Alors que l’avocate de Salah Abdeslam a annoncé que son client était prêt à s’engager dans un processus de justice restaurative, la mémoire des victimes des attentats du 13 novembre 2025 et des rescapés du Bataclan demeure vive. Parmi les hommages rendus, la série Des vivants, diffusée sur France Télévisions, plonge au cœur du drame à travers le témoignage de sept anciens otages. Invité de la matinale, Jean-Xavier de Lestrade, documentariste et réalisateur oscarisé, raconte la genèse et la portée de ce projet profondément humain.
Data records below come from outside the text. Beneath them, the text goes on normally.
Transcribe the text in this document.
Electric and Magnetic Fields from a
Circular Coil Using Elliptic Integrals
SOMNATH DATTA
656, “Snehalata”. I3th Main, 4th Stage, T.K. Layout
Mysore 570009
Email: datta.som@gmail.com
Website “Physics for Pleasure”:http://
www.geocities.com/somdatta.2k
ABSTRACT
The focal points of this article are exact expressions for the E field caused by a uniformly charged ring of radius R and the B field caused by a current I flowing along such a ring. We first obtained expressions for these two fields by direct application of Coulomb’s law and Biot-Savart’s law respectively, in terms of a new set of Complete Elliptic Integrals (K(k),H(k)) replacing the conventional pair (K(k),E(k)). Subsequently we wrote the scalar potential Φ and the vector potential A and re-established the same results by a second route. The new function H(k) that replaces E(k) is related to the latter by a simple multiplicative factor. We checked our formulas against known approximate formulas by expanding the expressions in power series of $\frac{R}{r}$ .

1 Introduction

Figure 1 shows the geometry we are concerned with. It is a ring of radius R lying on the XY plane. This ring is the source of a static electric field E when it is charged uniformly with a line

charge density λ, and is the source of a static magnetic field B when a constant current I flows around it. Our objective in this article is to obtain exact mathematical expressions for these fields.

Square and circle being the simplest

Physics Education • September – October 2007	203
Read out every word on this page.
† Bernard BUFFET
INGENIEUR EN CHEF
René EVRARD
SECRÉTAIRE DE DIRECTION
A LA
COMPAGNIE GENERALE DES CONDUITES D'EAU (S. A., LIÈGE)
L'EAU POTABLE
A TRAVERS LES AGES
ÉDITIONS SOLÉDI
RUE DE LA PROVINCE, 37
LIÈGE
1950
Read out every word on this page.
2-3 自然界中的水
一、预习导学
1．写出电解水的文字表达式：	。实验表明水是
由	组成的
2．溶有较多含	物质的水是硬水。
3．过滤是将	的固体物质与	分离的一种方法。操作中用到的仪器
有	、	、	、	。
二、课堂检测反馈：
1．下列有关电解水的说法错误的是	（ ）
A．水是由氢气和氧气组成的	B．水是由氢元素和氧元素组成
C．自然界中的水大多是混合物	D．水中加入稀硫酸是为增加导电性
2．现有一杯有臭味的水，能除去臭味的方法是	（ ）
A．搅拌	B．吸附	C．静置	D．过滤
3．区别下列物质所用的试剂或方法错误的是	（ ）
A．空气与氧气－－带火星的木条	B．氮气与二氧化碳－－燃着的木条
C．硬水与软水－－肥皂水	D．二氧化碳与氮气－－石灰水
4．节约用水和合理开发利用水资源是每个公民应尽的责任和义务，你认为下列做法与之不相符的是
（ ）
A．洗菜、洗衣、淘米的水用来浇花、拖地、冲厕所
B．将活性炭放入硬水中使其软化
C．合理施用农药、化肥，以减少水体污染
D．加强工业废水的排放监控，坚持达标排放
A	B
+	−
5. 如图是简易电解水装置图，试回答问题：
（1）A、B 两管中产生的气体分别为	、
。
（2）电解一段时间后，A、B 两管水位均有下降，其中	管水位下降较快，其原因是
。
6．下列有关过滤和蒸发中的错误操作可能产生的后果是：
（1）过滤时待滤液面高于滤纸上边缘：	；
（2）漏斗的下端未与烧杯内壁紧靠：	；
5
« Pendant deux heures et demie, ils ont été témoins. Ils ont vu ce qu’il s’était passé, ils ont vu le massacre. Donc, quand on les amène dans ce couloir avec ces deux terroristes, armés de leur kalashnikov et leur gilet bourré d’explosifs, ils savaient que c’était la fin de leur vie, que ça s’arrêtait là. » Jean-Xavier de Lestrade explique avoir voulu comprendre comment on « revient à la vie » après avoir vu la mort de si près : « Comment sort-on de là vivant ? Comment peut-on peut vivre après ? Avec ce dont on a été témoin, le massacre, et puis cette culpabilité du survivant qui est… ils ont tous leurs deux bras, leurs deux jambes. Mais au fond, comment peut-on récupérer sa vie si jamais on peut le faire ? »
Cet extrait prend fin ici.